Kyoshi would have chosen a less pleasant word than dirt. “What do you believe then?”

Jinpa smiled sadly. “I believe I have to make peace with my own choices, just like everyone else.”

The tint of pain in his expression reminded her too much of Kelsang for her to believe Jinpa was at complete peace with himself. Outsiders enviously and condescendingly assumed Airbenders lived in a state of innocent bliss, but that didn’t give the monks and nuns enough credit for their inner strength. From what Kyoshi knew, belonging to the wandering nation meant a constant struggle with your own morals against the world’s.

She didn’t ask him to name his group. She’d rather a secret society try to help her for once, instead of coming after her with hatchets. “Perhaps after all of this is done, I can be less confrontational, and start compromising more,” Kyoshi said. She could stand to make her long-suffering secretary’s life a little easier. He deserved it.

Jinpa glanced at the house where Lady Huazo was resting inside. “I think we’re both compromised now. To the palace?”

“To the palace.”

THE EDGE

“You kidnapped the leader of the Saowon clan?!”

Zoryu’s cry of shock echoed through the war room. Luckily, the only ones to hear it were Kyoshi, Jinpa, and the multitude of carved dragons wrapped around the pillars and walls. She’d asked the Fire Lord to dismiss his retinue, and then asked him again to dismiss the unseen lurking guards who had undoubtedly doubled in number since Yun’s attack.

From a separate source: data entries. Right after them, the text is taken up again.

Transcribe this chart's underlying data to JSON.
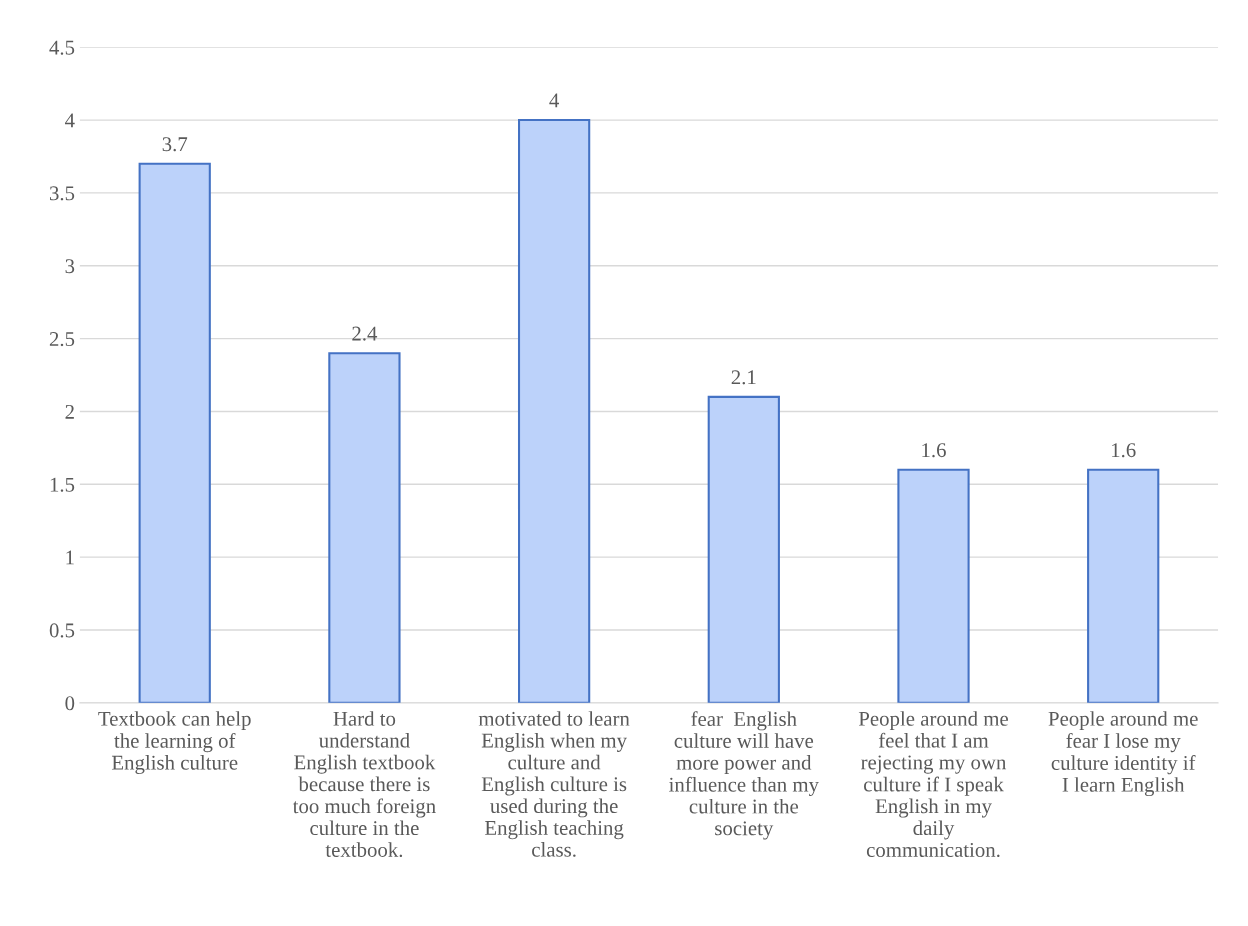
{
  "chart_data": {
    "type": "bar",
    "categories": [
      "Textbook can help\nthe learning of\nEnglish culture",
      "Hard to\nunderstand\nEnglish textbook\nbecause there is\ntoo much foreign\nculture in the\ntextbook.",
      "motivated to learn\nEnglish when my\nculture and\nEnglish culture is\nused during the\nEnglish teaching\nclass.",
      "fear  English\nculture will have\nmore power and\ninfluence than my\nculture in the\nsociety",
      "People around me\nfeel that I am\nrejecting my own\nculture if I speak\nEnglish in my\ndaily\ncommunication.",
      "People around me\nfear I lose my\nculture identity if\nI learn English"
    ],
    "values": [
      3.7,
      2.4,
      4,
      2.1,
      1.6,
      1.6
    ],
    "color": "#bcd2fa",
    "ylim": [
      0,
      4.5
    ],
    "yticks": [
      0,
      0.5,
      1,
      1.5,
      2,
      2.5,
      3,
      3.5,
      4,
      4.5
    ],
    "grid": "y",
    "data_labels": true
  }
}
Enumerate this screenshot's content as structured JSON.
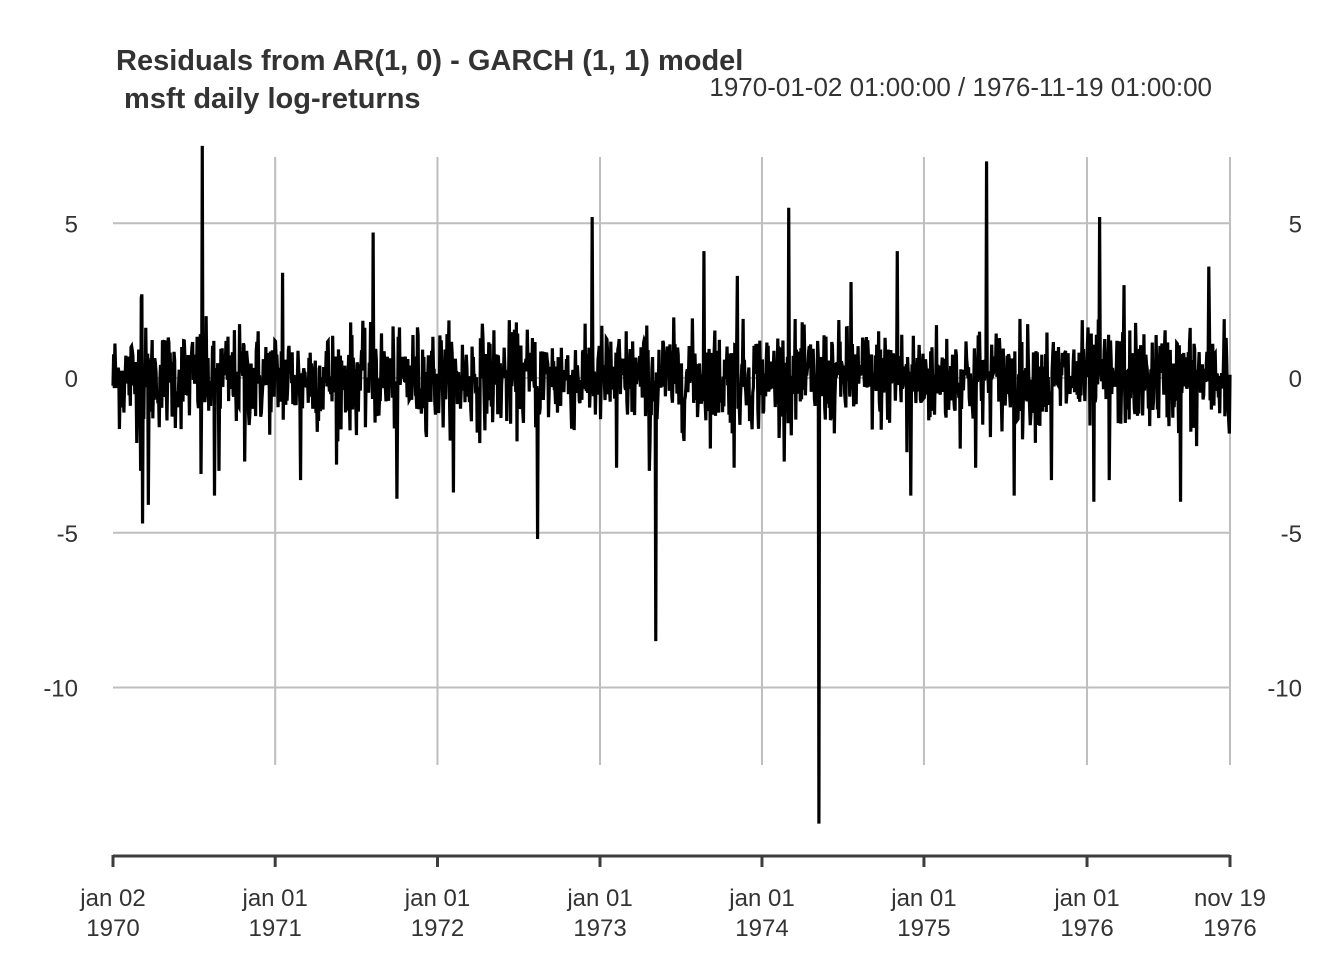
{
  "chart": {
    "title_line1": "Residuals from AR(1, 0) - GARCH (1, 1) model",
    "title_line2": " msft daily log-returns",
    "date_range": "1970-01-02 01:00:00 / 1976-11-19 01:00:00"
  },
  "colors": {
    "series": "#000000",
    "grid": "#bebebe",
    "axis": "#3d3d3d",
    "text": "#333333",
    "background": "#ffffff"
  },
  "chart_data": {
    "type": "line",
    "title": "Residuals from AR(1, 0) - GARCH (1, 1) model — msft daily log-returns",
    "subtitle": "1970-01-02 01:00:00 / 1976-11-19 01:00:00",
    "xlabel": "",
    "ylabel": "",
    "ylim": [
      -14.5,
      7.6
    ],
    "grid": true,
    "legend": "none",
    "y_ticks": [
      5,
      0,
      -5,
      -10
    ],
    "y_tick_labels": [
      "5",
      "0",
      "-5",
      "-10"
    ],
    "y_axis_both_sides": true,
    "x_ticks": [
      {
        "line1": "jan 02",
        "line2": "1970",
        "t": 0.0
      },
      {
        "line1": "jan 01",
        "line2": "1971",
        "t": 0.1452
      },
      {
        "line1": "jan 01",
        "line2": "1972",
        "t": 0.2905
      },
      {
        "line1": "jan 01",
        "line2": "1973",
        "t": 0.436
      },
      {
        "line1": "jan 01",
        "line2": "1974",
        "t": 0.581
      },
      {
        "line1": "jan 01",
        "line2": "1975",
        "t": 0.726
      },
      {
        "line1": "jan 01",
        "line2": "1976",
        "t": 0.872
      },
      {
        "line1": "nov 19",
        "line2": "1976",
        "t": 1.0
      }
    ],
    "series": [
      {
        "name": "residuals",
        "description": "Daily standardized residuals, ~1740 observations, mostly within ±2 with heavy-tailed spikes",
        "n_points": 1740,
        "typical_band": [
          -2.0,
          2.0
        ],
        "spikes": [
          {
            "t": 0.025,
            "value": -3.0
          },
          {
            "t": 0.025,
            "value": 1.8
          },
          {
            "t": 0.025,
            "value": 2.6
          },
          {
            "t": 0.025,
            "value": 1.7
          },
          {
            "t": 0.025,
            "value": 2.7
          },
          {
            "t": 0.025,
            "value": -4.7
          },
          {
            "t": 0.0315,
            "value": -4.1
          },
          {
            "t": 0.08,
            "value": 7.5
          },
          {
            "t": 0.079,
            "value": -3.1
          },
          {
            "t": 0.091,
            "value": -3.8
          },
          {
            "t": 0.095,
            "value": -3.0
          },
          {
            "t": 0.118,
            "value": -2.7
          },
          {
            "t": 0.152,
            "value": 3.4
          },
          {
            "t": 0.168,
            "value": -3.3
          },
          {
            "t": 0.2,
            "value": -2.8
          },
          {
            "t": 0.233,
            "value": 4.7
          },
          {
            "t": 0.254,
            "value": -3.9
          },
          {
            "t": 0.305,
            "value": -3.7
          },
          {
            "t": 0.38,
            "value": -5.2
          },
          {
            "t": 0.429,
            "value": 5.2
          },
          {
            "t": 0.451,
            "value": -2.9
          },
          {
            "t": 0.48,
            "value": -3.0
          },
          {
            "t": 0.486,
            "value": -8.5
          },
          {
            "t": 0.529,
            "value": 4.1
          },
          {
            "t": 0.559,
            "value": 3.3
          },
          {
            "t": 0.556,
            "value": -2.9
          },
          {
            "t": 0.605,
            "value": 5.5
          },
          {
            "t": 0.601,
            "value": -2.7
          },
          {
            "t": 0.632,
            "value": -14.4
          },
          {
            "t": 0.661,
            "value": 3.1
          },
          {
            "t": 0.702,
            "value": 4.1
          },
          {
            "t": 0.714,
            "value": -3.8
          },
          {
            "t": 0.711,
            "value": -2.4
          },
          {
            "t": 0.772,
            "value": -2.9
          },
          {
            "t": 0.782,
            "value": 7.0
          },
          {
            "t": 0.807,
            "value": -3.8
          },
          {
            "t": 0.84,
            "value": -3.3
          },
          {
            "t": 0.878,
            "value": -4.0
          },
          {
            "t": 0.883,
            "value": 5.2
          },
          {
            "t": 0.892,
            "value": -3.3
          },
          {
            "t": 0.905,
            "value": 3.0
          },
          {
            "t": 0.956,
            "value": -4.0
          },
          {
            "t": 0.981,
            "value": 3.6
          },
          {
            "t": 0.97,
            "value": -2.2
          },
          {
            "t": 0.995,
            "value": 1.9
          },
          {
            "t": 0.999,
            "value": -1.4
          }
        ]
      }
    ]
  }
}
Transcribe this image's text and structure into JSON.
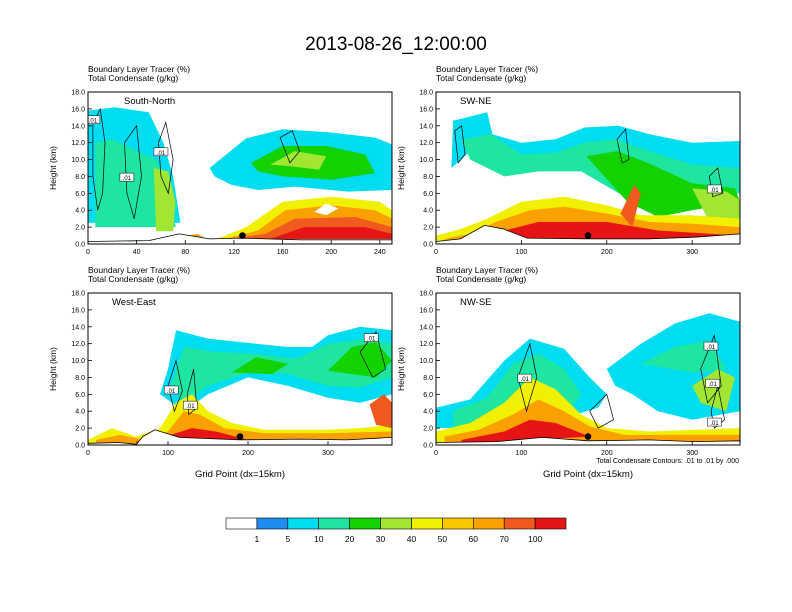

She’d briefed him on everything that happened in North Chung-Ling, but the details had only made Zoryu more upset. “You were supposed to help me prevent a war, not create one from whole cloth!”

“We are preventing a war. The Saowon have been working with Yun. Once we make the connection public, you can deal with them as honorless traitors. No amount of manipulating public opinion or court etiquette or claiming it’s really the Keohso’s fault can excuse them.”

Kyoshi reiterated the plan. It wasn’t very complicated. “Get me Chaejin and I’ll get you a confession.”

Zoryu’s mouth flapped open and shut. Kyoshi knew what was happening. The time had come for the Fire Lord to make his move, and even in the face of his own destruction he couldn’t do it, didn’t want to do it. Whether it was the weakness he’d shown when it came to his brother, or a lack of resolve in general, he couldn’t sign the picture that Kyoshi had sketched, inked, and colored in for him.

She surged forward and grabbed Zoryu by the shoulders. Manhandling the Fire Lord was probably punishable by death, but right now Kyoshi could only see a scared young person whose weakness was going to get everyone killed. She saw herself. And she hated it.